J'étais allongée face contre le mur, le sang glacé. Pourquoi tout cela est-il arrivé ?
~~ ...
Hai : Concernant les nouvelles de Ping An, ce n'est pas que j'écrive en tibétain, c'est juste que je n'ai rien écrit ces derniers temps...
Narrateur : Plissant les yeux
Hai : Bon, laissez-moi tranquille. Laissez-moi écrire tranquillement, où bon me semble. Je ne laisserai personne en suspens…
Par ailleurs
: Programme détaillé et lieux de la séance de dédicaces à Shanghai.
Séance de dédicaces au Centre des expositions de Shanghai, 1000 Yan'an Middle Road, district de Jing'an, Shanghai, le 16 août, de 12h00 à 13h50.
Stand 99 Lecteurs au rez-de-chaussée du hall 1 (à côté du monte-charge)
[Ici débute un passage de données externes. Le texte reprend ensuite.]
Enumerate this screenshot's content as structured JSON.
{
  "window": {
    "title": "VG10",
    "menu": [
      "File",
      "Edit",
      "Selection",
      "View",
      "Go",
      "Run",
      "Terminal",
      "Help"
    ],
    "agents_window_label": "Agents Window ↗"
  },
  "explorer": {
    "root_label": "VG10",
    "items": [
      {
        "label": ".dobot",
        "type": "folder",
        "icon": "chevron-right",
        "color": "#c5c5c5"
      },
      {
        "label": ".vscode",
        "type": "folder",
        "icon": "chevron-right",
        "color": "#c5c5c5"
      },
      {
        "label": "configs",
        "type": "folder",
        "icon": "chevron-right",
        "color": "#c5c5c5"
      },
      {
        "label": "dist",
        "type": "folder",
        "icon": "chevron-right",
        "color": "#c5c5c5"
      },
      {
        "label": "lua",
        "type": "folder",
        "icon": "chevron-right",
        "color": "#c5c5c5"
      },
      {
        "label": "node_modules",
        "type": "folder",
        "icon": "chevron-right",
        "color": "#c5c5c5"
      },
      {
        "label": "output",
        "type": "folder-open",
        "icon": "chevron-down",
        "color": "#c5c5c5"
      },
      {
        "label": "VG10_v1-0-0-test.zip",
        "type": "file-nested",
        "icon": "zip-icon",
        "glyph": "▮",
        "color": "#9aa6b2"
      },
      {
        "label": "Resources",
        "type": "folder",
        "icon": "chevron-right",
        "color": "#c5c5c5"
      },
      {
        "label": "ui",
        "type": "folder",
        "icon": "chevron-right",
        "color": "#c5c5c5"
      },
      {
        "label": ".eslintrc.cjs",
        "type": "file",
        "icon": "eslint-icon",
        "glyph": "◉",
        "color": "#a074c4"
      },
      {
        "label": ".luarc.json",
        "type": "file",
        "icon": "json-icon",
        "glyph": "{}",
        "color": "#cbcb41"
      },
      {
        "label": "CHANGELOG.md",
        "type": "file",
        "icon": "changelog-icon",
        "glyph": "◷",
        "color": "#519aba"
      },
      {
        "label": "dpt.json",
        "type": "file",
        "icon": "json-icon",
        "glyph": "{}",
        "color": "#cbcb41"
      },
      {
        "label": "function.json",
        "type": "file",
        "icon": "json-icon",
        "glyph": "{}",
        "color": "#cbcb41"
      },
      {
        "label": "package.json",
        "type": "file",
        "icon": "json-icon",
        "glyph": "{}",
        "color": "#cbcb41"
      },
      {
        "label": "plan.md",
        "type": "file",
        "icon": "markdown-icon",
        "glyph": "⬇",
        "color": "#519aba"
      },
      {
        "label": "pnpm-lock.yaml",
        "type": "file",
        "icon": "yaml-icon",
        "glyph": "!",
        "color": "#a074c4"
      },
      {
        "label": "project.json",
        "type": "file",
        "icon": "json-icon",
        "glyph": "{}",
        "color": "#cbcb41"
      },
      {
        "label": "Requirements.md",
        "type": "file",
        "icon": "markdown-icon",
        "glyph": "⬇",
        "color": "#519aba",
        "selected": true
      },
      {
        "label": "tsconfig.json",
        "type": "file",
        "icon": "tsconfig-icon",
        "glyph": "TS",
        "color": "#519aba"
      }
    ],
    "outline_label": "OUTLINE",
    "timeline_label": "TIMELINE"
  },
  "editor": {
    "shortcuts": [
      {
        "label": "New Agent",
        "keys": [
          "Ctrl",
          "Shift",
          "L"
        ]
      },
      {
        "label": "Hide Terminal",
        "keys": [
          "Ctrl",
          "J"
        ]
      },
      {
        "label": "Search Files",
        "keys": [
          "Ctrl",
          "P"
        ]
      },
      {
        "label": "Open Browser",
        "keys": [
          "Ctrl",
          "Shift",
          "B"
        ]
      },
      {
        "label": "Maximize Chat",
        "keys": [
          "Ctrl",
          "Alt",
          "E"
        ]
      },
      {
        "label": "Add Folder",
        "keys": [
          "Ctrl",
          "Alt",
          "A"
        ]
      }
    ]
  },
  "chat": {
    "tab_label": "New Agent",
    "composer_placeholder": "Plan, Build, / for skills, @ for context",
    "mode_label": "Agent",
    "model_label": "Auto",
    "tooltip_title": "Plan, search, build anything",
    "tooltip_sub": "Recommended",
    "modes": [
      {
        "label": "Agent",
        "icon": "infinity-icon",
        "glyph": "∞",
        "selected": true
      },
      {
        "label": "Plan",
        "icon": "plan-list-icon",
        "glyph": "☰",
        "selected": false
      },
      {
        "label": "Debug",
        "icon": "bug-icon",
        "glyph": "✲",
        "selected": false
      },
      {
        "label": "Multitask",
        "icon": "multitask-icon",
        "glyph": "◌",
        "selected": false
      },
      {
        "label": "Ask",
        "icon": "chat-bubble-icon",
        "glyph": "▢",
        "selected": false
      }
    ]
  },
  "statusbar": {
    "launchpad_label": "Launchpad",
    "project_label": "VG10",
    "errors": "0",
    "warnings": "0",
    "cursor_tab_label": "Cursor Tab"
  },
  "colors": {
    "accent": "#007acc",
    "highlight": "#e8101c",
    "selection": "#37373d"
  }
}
Le prochain événement est Ethan Juan... Il semblerait qu'il s'agisse d'une séance de dédicaces pour la "Reine des Perdants" (une figure populaire sur Internet à Taïwan).
Chapitre 41
J'ai entendu une voix à l'oreille, trois mots doux.
"Pourquoi?"
Je me suis figée, réalisant alors seulement que j'avais posé la question sans m'en rendre compte. L'homme vêtu de noir s'est approché de moi, ses cils sombres, l'énergie de son épée me lacérant le visage. Son regard a croisé le mien, et il a soudain parlé, quelques mots seulement, sans aucune intonation.
Il a dit : « Tu ne peux pas épouser Murphy. »
En entendant cela, j'ai oublié toute ma peur, mes mains ont tremblé et j'ai été envahi par le désespoir.